Mayo Clinic is known worldwide as a leader in gastroenterology, and the esophageal and motility faculties here are second to none. I was attracted by the unique opportunity to really subspecialize within gastroenterology on my specific areas of interest, while under the mentorship of the best in the field.
What makes the Mayo Clinic Motility Fellowship and Esophageal Diseases Fellowship unique?
I completed my general gastroenterology fellowship in Australia and came to Mayo Clinic for the unique experience of advanced fellowships in esophageal and motility disorders. These fellowships are virtually unique, as few places have subspecialty faculties and clinical practices that can support an advanced fellowship in these subspecialties.
The balance of a very dynamic clinical practice coupled with supported, protected research time makes an advanced fellowship a once (or in my case, twice) in a lifetime opportunity.
Did anything surprise you about Mayo's program?
I was surprised at the very diverse and international blend of people at Mayo Clinic. I was also very surprised at the level of personal involvement you receive from the thought leaders in the field.

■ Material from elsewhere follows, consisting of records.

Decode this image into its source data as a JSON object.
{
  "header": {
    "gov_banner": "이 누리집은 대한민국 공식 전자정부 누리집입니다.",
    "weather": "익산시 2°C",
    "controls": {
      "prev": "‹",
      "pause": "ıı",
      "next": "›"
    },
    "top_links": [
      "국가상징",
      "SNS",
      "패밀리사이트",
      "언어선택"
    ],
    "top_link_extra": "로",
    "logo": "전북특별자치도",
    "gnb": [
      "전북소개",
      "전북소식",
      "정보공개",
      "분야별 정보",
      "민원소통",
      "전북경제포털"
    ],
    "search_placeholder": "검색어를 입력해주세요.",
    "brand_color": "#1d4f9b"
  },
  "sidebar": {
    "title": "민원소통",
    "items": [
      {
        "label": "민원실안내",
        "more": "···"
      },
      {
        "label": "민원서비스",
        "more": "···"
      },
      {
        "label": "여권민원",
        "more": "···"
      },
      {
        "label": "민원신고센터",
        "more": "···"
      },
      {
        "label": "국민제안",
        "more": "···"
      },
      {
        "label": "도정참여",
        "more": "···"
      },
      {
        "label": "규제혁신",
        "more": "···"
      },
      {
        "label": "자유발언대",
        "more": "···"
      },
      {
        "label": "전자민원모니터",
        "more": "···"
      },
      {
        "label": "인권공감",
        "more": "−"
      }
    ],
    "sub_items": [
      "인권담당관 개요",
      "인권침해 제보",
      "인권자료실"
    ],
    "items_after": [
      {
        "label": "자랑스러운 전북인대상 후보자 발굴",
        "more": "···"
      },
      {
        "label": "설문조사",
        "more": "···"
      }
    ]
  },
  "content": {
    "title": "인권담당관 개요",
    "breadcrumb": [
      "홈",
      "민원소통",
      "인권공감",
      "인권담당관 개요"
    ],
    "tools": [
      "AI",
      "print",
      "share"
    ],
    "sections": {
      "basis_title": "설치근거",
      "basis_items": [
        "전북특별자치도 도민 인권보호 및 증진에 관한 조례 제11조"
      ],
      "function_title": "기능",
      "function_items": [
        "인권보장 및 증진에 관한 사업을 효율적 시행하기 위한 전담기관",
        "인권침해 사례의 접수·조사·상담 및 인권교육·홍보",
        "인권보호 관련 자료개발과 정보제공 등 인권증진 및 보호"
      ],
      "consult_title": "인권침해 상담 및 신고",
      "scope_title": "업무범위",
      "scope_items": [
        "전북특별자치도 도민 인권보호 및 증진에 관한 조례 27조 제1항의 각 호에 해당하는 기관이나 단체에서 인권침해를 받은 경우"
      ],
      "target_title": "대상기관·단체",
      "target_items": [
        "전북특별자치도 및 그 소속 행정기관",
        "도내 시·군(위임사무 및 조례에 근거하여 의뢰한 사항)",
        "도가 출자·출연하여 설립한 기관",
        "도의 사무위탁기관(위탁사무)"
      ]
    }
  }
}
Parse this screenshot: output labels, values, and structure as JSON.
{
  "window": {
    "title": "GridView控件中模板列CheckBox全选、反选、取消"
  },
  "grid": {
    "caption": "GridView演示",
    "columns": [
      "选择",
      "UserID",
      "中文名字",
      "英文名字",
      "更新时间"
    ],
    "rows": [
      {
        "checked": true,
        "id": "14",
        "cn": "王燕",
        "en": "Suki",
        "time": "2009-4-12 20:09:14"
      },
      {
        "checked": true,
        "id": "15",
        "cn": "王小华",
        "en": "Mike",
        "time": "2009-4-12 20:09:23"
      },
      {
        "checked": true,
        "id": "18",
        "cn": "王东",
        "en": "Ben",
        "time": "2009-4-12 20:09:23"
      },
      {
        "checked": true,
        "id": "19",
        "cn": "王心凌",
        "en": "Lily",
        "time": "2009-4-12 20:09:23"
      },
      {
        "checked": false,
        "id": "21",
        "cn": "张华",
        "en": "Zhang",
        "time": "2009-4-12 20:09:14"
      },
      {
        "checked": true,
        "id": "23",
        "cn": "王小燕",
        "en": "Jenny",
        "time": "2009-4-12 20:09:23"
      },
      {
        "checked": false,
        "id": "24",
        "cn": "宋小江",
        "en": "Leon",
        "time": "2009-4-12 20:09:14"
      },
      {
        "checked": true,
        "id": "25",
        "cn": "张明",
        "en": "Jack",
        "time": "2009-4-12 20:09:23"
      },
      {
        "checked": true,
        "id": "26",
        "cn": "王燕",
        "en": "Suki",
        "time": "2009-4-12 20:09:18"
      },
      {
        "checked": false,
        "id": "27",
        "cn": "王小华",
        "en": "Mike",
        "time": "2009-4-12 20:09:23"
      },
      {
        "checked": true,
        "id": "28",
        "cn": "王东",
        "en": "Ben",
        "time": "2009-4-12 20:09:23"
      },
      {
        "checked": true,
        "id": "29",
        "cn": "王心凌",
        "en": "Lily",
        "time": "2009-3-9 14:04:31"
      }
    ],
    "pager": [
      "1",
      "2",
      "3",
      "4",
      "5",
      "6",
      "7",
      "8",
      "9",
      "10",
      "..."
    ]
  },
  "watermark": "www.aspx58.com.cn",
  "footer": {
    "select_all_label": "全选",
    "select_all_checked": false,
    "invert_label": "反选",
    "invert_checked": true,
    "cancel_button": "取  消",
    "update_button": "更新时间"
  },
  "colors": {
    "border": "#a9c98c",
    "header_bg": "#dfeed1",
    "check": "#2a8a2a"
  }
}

Despite very busy careers, everybody at Mayo appears to have a genuine "open door" policy and is happy to give time and support to ideas about research projects or clinical questions on short notice.
What is living in Rochester, Minnesota, like for you?
Living in Rochester is great! I have three children under 6, and this town is safe, clean and full of family-friendly activities, many of which are free or very reasonably priced. We have lived here 18 months now and still have to juggle every weekend to fit in all the new experiences and activities we want to undertake.
There is no traffic; there is no time wasted commuting. The climate here (which is significantly colder than Australia) can be a challenge, but it also gives opportunities for new activities. Some of the best weekends I have had in Rochester have been spent tobogganing with my family with hot chocolate afterward!
What does your future look like right now?
Excellent! I have been fortunate enough to be offered an opportunity to join the faculty here at Mayo Clinic. This is an amazing, life-changing opportunity and a surprise, as my plan was to spend two years here obtaining subspecialty skills prior to returning to Australia.
The opportunity to combine my dream career with such an ideal place to raise a family was irresistible.